Socorre-se da palavra “autonomia” para descrever as letras que compõe acessibilidade. “É a autonomia”, repete. “É a liberdade. É ser igual aos outros. Porque sou muito proativa e quero ser muito autónoma”, assevera.

“Sempre que saio de casa, tenho que me preparar mentalmente para o fazer”

Catarina Oliveira não nasceu com incapacidade e limitações. Aconteceu em idade adulta, há oito anos, quando tinha 27. “Não cresci, não fui à escola com uma deficiência, mas faço este exercício. Se todos pensarmos no nosso percurso de vida, ida para a escola, a um restaurante, a um teatro, garanto-vos que há sempre barreiras para as pessoas com deficiência”, afirma.

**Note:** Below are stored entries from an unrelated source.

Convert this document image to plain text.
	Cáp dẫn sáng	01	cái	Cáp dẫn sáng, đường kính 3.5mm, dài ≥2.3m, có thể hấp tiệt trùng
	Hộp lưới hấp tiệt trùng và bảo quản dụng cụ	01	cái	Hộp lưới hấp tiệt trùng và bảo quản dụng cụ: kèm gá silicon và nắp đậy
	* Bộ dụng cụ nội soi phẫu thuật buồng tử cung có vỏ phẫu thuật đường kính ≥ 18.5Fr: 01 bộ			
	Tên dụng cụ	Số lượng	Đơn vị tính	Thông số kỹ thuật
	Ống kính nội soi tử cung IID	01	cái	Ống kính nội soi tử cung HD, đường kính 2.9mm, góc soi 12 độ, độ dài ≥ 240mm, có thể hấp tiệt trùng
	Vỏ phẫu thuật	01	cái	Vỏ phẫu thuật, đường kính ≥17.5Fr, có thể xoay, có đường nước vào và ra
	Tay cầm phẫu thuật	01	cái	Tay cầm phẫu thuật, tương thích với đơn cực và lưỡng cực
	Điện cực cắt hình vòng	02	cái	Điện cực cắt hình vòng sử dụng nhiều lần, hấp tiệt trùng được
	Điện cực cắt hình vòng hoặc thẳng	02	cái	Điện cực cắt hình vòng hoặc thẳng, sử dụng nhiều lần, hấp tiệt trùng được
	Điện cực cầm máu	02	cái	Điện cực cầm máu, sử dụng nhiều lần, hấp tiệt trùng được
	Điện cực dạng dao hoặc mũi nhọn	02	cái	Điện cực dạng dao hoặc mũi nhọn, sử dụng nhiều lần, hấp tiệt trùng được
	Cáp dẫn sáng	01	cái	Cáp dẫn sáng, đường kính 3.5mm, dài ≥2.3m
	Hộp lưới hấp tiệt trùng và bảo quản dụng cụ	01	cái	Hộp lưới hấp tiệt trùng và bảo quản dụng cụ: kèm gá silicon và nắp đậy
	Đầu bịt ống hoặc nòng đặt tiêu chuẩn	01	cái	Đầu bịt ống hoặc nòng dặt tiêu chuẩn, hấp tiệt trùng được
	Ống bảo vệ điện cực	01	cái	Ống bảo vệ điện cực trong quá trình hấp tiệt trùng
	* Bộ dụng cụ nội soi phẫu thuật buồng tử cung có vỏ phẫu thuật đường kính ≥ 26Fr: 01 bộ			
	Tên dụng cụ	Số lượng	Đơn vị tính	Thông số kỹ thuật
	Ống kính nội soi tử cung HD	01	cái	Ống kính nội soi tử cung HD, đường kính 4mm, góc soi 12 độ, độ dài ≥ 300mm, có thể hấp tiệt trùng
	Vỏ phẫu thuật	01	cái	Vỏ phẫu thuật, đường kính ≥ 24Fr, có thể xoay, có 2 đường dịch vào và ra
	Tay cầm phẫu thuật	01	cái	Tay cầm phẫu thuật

“Pessoas com deficiência ainda não têm transportes públicos acessíveis. Há crianças com deficiência que têm muitas barreiras nas escolas. Ir ao recreio, que damos por garantido enquanto pessoas sem deficiência, são ainda uma barreira muito grande. E é inibidora para uma criança”, assevera.

“Onde moro, no Porto, embora haja muitas zonas acessíveis, se quiser dar um passeio à volta do meu prédio, em muitos sítios não consigo passar para o outro lado da rua”, refere ao SAPO24 à margem das Accessibility Talks, evento organizado pela Associação Salvador e que antecipou o Dia Nacional das Acessibilidades, celebrado hoje, 20 de outubro, pelo sexto ano consecutivo.

A mudança de perspetiva surgiu quando começou a ver a vida de outro prisma. “Só quando me tornei uma pessoa com deficiência é que comecei a ter um bocadinho esta ideia e nós podemos ter noção mesmo não sendo pessoas com deficiência”, adverte Catarina Oliveira, embaixadora da Fundação Salvador.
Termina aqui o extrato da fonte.